Apple was among the first companies to introduce laptops with mini-LED displays, specifically the newest MacBook Pros. Its implementation offers outstanding brightness, colors, and contrast to go with excellent high dynamic range (HDR) support, making the MacBook Pro displays some of the best around and competitive with OLED. The Slim Pro 9i also has a mini-LED panel, but its performance didn’t match Apple’s across the board. I saw similar results with the MSI Prestige 16 Studio and counted display performance as a weakness in that review. Now, though, I’m concluding that it might be Windows that’s holding back the displays’ potential.

As you can see from our comparison table, the Lenovo display did better than the MSI panel in a few key metrics. It led the pack at a blinding 675 nits, the highest in our comparison group and among the highest brightness levels we’ve measured. The MacBook Pro display might be able to hit a higher brightness when displaying HDR content, but that’s not something we measured. The Slim Pro 9i also had wider colors than the MSI and much better accuracy (a DeltaE of 1.0 or less is considered excellent) and was almost identical to the MacBook Pro.

Where the Slim Pro 9i fell short of both Apple’s mini-LED display and OLED was in its contrast, which hit 3,090:1. That’s better than IPS but not nearly as high as with the MacBook Pro or OLED displays in general. What was interesting, though, was that when I turned on HDR in the Slim Pro 9i settings and retested with my colorimeter, contrast jumped to 35,600:1 while brightness fell and colors were much worse.

Clearly, the Mini-LED display in the Slim Pro 9i is capable of displaying much better contrast, but as implemented, at the cost of brightness and color quality. To me, this demonstrates that it’s most likely Windows that’s driving these results, and Apple has simply done a better job of tuning its displays in macOS. Note that the Slim Pro 9i’s display runs at up to 165Hz, which does make Windows a lot smoother.

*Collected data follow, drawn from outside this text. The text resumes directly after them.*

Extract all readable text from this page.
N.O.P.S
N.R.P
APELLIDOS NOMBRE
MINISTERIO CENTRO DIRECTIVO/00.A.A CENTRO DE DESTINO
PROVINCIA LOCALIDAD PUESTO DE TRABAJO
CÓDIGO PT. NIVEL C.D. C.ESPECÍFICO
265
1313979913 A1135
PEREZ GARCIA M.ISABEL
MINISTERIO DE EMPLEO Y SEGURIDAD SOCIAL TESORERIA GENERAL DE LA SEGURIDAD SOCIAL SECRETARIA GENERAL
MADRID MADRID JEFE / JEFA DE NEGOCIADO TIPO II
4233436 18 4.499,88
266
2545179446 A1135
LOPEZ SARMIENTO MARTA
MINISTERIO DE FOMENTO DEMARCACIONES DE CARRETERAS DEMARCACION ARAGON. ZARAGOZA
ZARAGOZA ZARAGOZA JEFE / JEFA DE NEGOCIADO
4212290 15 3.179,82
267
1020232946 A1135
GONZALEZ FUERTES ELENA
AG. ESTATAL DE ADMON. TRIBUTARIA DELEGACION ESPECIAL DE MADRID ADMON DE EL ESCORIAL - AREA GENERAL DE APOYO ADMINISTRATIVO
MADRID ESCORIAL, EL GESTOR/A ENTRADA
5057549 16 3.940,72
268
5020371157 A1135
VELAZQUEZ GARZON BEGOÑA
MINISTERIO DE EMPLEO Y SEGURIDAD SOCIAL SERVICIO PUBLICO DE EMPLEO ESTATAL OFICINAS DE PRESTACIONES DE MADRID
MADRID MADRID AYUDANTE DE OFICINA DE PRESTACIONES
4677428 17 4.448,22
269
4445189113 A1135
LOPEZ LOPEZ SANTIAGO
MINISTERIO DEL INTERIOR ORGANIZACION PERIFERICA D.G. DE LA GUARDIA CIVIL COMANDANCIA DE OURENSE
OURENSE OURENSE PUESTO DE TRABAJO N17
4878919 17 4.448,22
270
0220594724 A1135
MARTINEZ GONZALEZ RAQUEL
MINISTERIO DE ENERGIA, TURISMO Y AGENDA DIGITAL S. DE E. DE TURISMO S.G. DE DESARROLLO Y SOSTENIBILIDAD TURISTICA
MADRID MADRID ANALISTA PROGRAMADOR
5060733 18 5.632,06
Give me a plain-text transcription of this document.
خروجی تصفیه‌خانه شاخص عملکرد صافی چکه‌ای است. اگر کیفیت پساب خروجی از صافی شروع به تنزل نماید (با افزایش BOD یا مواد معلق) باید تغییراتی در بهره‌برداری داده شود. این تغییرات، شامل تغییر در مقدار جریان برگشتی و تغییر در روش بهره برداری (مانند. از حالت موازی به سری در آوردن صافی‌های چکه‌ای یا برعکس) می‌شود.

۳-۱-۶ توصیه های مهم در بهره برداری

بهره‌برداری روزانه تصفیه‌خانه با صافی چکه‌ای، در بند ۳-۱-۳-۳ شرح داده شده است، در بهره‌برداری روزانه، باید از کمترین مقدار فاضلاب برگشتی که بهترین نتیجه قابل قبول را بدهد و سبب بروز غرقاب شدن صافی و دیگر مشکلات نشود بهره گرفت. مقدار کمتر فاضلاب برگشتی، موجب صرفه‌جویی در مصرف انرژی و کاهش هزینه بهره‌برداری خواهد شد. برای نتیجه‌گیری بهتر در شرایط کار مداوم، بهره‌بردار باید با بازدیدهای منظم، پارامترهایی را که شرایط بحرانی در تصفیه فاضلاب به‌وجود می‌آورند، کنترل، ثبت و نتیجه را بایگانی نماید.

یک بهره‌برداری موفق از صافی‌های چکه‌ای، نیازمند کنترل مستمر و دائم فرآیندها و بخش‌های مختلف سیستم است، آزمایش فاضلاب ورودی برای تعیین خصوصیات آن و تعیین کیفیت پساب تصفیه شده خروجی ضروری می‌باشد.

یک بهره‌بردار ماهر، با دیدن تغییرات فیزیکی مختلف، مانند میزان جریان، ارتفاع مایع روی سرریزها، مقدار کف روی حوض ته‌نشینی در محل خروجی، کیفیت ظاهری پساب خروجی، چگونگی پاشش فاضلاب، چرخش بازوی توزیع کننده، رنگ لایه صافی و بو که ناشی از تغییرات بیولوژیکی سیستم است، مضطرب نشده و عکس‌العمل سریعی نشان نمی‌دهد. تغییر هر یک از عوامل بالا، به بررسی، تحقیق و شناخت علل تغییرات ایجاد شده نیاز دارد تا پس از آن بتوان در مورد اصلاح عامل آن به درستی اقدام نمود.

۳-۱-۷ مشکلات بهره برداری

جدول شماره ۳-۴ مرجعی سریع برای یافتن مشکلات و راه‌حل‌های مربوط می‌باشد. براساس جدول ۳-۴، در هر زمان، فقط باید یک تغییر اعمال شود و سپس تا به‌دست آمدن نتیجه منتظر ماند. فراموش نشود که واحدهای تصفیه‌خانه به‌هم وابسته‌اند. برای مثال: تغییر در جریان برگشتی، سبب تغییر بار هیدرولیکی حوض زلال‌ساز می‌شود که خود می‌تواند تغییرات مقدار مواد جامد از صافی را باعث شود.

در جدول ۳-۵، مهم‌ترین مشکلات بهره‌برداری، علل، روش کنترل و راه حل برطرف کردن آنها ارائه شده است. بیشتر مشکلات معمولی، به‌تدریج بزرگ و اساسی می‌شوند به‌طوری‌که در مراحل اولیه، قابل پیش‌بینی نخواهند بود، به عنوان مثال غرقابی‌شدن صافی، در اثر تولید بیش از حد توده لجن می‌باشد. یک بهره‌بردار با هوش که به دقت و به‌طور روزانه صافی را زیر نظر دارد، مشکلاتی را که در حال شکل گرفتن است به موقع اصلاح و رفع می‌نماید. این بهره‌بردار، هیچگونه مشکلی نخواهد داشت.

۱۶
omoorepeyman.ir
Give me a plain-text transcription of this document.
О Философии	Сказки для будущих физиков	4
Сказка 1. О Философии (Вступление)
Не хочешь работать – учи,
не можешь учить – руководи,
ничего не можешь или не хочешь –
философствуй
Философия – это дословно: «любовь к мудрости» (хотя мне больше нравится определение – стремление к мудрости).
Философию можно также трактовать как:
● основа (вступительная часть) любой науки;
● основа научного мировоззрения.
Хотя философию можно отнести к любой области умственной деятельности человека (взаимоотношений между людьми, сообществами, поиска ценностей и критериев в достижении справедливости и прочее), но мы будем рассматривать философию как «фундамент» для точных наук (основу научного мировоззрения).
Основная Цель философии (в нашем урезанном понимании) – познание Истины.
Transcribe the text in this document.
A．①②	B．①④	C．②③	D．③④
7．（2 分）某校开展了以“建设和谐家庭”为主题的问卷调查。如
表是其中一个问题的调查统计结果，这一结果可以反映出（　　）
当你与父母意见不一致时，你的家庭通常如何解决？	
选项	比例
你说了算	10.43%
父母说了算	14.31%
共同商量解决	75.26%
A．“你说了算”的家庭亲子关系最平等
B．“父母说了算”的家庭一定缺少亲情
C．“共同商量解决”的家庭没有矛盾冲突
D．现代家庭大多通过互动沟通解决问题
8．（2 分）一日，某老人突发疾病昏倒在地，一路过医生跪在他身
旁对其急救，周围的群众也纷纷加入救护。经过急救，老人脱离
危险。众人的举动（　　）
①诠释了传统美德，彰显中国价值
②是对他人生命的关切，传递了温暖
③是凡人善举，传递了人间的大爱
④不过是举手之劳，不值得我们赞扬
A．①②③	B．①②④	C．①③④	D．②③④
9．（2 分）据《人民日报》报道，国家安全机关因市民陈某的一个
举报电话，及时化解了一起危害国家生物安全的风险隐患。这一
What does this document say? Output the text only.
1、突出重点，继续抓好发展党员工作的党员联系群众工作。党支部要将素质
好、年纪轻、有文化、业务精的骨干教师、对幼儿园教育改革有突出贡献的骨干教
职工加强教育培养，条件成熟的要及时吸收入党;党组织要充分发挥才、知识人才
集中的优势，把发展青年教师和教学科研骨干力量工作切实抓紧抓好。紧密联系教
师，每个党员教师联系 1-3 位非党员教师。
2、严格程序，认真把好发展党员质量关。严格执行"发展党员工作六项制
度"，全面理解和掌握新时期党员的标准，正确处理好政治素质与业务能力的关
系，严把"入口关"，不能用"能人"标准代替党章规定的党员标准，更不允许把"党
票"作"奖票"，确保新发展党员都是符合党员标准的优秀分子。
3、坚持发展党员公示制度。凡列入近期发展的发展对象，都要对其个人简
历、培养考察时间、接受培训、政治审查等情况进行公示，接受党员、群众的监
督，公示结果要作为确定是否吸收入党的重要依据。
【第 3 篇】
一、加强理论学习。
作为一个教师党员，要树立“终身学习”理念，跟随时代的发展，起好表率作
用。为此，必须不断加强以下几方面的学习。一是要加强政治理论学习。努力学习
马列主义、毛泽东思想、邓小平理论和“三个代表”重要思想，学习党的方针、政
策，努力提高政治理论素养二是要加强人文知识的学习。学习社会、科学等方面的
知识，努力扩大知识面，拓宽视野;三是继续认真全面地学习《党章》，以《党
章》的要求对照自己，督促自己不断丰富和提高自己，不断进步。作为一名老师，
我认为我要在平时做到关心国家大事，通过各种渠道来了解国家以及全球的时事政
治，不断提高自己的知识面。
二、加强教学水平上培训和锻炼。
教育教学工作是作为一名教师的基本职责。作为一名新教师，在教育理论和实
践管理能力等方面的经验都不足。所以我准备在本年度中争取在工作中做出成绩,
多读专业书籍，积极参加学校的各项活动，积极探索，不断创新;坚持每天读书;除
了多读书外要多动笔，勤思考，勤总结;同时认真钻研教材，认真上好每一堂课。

In the end, the Slim Pro 9i display is good enough for all productivity work, does well with HDR content, and can handle the needs of most creators. But it doesn’t live up to the display technology’s promise when it comes to displaying inky blacks.

Contrast sRGB gamut AdobeRGB gamut Accuracy DeltaE
(lower is better)
Lenovo Slim Pro 9i
675 3,090:1 100% 88% 1.24
Lenovo Slim Pro 9i HDR
509 35,600:1 96% 73% 2.19
MSI Prestige 16 Studio
455 3,140:1 98% 82% 3.46
Apple MacBook Pro 14
511 35,450:1 100% 89% 1.21
Dell XPS 17 9730
501 1,570:1 100% 100% 1.33
Lenovo Yoga 9i Gen 8
395 27,510:1 100% 96% 0.79
Apple MacBook Air M2
486 1,310:1 100% 90% 1.08

An attractive entry in an important market

The Slim Pro 9i makes a solid entry into a class of laptops that’s become increasingly popular. The 16-inch machine with a fast CPU and discrete GPU fits the needs of a growing market of creators, and the Slim Pro 9i competes well.

It doesn’t have the most powerful GPU, but Lenovo makes the most of it and it competes in creative apps with several laptops that have faster graphics. It’s no better than a strong entry-level gaming machine, but otherwise, it’s well-built, has a good but not great Mini-LED display, and has poor battery life as its primary weakness.